If the memory usage is well managed, another application of this slab packing method is material cost estimation. The traditional method of estimating material cost is to roughly estimate the stone block number based on the total area of the surface that the stone covers, or the total volume of the stones multiplied by factors. However, the slab packing method shows not only the packing layout of the elements in the containers, but also the optimized total price of the packed containers following the forest with the high score layout.

6. Conclusions

The packing of stone sculpture bounding boxes, denoted as elements, in stone blocks, denoted as containers, can be interpreted as a guillotine cutting problem considering the typical manufacturing strategies in the stone industry (see Figure 2 and Figure 3).
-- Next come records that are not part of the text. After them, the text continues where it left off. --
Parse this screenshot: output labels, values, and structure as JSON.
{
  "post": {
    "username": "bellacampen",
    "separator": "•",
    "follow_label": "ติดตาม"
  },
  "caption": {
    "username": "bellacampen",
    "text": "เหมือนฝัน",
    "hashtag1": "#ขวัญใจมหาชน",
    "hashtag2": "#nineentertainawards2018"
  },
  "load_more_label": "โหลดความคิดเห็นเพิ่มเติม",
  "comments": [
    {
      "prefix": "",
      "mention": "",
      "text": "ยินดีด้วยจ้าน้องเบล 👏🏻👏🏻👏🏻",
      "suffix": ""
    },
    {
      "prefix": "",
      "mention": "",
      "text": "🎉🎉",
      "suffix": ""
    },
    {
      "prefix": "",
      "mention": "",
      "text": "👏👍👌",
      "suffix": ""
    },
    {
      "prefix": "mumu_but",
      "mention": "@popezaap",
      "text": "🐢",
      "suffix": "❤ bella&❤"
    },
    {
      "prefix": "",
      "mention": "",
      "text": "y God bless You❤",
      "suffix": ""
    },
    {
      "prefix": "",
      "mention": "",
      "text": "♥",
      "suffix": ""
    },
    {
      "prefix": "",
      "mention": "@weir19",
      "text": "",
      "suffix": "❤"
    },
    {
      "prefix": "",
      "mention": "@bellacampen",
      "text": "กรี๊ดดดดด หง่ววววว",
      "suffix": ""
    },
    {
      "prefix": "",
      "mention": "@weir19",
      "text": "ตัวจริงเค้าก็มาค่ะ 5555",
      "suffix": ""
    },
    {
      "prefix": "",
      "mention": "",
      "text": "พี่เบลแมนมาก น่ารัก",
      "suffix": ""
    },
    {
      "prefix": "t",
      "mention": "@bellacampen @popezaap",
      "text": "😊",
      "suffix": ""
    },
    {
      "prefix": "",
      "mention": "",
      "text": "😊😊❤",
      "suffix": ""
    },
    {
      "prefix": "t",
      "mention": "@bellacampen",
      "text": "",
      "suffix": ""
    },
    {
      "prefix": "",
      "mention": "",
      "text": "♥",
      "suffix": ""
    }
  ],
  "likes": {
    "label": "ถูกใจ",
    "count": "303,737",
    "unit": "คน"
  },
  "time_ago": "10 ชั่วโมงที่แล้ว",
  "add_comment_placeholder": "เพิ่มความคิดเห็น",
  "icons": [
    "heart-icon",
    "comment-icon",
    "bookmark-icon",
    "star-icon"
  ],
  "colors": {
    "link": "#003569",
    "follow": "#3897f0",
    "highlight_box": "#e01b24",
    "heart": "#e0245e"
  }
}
Based on the tree method used to solve this problem introduced in this paper, a sufficient number of forests may provide a higher chance of finding efficient packing solutions, as shown in Table 4. With a careful definition of the score of each forest, as described in Section 2.4, it is possible to find the forest that uses the containers the most efficiently. However, a customized setup is important before computing forests. If the direction of the vein of the stone block matters, the user can set the rotation types. For example, allowing rotation on only one axis can be appropriate with a stone block that contains a horizontal vein direction, as shown in Figure 10. On the other hand, if there is no vein direction, as in Figure 11, rotation of all three axes can be allowed. If a parallel computing method is used, it can result in extreme memory usage. Therefore, the user should adjust the number of forests considering the specification of the computer used to compute the forests, or use additional computers to compute the additional forests.

The implementation of this method can vary. However, specifically in the stone industry, this method is suitable for the production of various sizes of elements that need to be made in containers from the same quarry.